К тому времени я снова расслышал их голоса — странно умиротворенные голоса. Такие, как если бы они долго болели, а теперь наконец стали здоровы.

Какая жесткая у тебя щетина! Я себе губы стерла.

Да, жесткая. Бритва ее не берет; когда бреюсь — слезы ручьем текут.

Вот, значит, почему ты небрит?

Нет, не потому я небрит. Стыдно мне это. Там мои товарищи в кровавом месиве вязнут, а я прихорашиваться буду?

Ты свой долг исполнил.

Нет, не исполнил. Мой долг был биться. Биться и биться, пока хоть один фашист жив, а потом этого последнего фашиста я сам должен был придушить, сам!

Тебя отпустили.

Меня не отпустили. Меня отправили домой, потому что от меня половина оторвалась.

Твоя лучшая половина уцелела, — сказала как будто со смехом Болатон.

Интересно, чего она посмеивается?.. Они замолчали, и мне почему-то показалось, что в эту минуту Болатон спрятала свое лицо — свой прямой нос и припухлые губы — под мышкой у Чиколы, и мне нравилось думать, что так оно и есть. И Болатон затихла, как рыба под камнем.
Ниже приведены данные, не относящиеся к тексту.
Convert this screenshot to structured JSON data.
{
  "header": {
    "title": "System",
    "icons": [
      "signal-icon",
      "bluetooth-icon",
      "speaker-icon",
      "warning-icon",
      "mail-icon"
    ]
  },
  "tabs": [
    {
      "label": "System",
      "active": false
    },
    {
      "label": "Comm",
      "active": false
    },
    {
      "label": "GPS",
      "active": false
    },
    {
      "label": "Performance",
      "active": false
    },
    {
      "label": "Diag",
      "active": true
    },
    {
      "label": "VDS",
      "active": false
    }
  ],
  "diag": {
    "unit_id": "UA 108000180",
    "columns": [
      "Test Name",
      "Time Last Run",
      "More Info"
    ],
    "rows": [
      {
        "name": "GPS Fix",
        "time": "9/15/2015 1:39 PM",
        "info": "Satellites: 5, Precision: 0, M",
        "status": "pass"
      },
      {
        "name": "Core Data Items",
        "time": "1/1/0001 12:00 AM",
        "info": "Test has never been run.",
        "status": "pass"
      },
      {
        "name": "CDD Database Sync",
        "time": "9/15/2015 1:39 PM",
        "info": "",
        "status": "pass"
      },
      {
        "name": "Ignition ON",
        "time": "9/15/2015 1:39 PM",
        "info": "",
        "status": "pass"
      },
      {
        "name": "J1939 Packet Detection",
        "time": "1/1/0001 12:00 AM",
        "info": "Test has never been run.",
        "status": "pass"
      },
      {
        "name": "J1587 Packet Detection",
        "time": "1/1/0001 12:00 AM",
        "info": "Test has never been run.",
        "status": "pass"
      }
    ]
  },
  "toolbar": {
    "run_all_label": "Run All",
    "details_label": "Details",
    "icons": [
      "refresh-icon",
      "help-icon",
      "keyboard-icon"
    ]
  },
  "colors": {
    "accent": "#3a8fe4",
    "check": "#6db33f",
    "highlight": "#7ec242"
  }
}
Лучшая половина! — дрогнул усмешкой и голос Чиколы, но тут же взял прежний тон. — Я не хотел возвращаться. Я хотел идти вперед, а не назад. Когда во мне закипала ярость, я думал: эх, если бы можно было выстрелить мной из пушки! Упасть бы в самую их гущу, взорваться и обратить их в пыль! Или выйти к ним по-мужски, с голыми руками, хотя бы против целой роты, чтобы свою ярость до краев утолить, а там… — здесь голос Чиколы оборвался, и послышалось лихорадочно-прерывистое бормотание Болатон.

Жесткий ты — и пусть… колючий ты — и пусть…

Наверное, теперь она принялась целовать Чиколу. Меня взяла досада. Чего она лезет? Почему не дала Чиколе договорить? Какое там к черту колючий и пушистый?!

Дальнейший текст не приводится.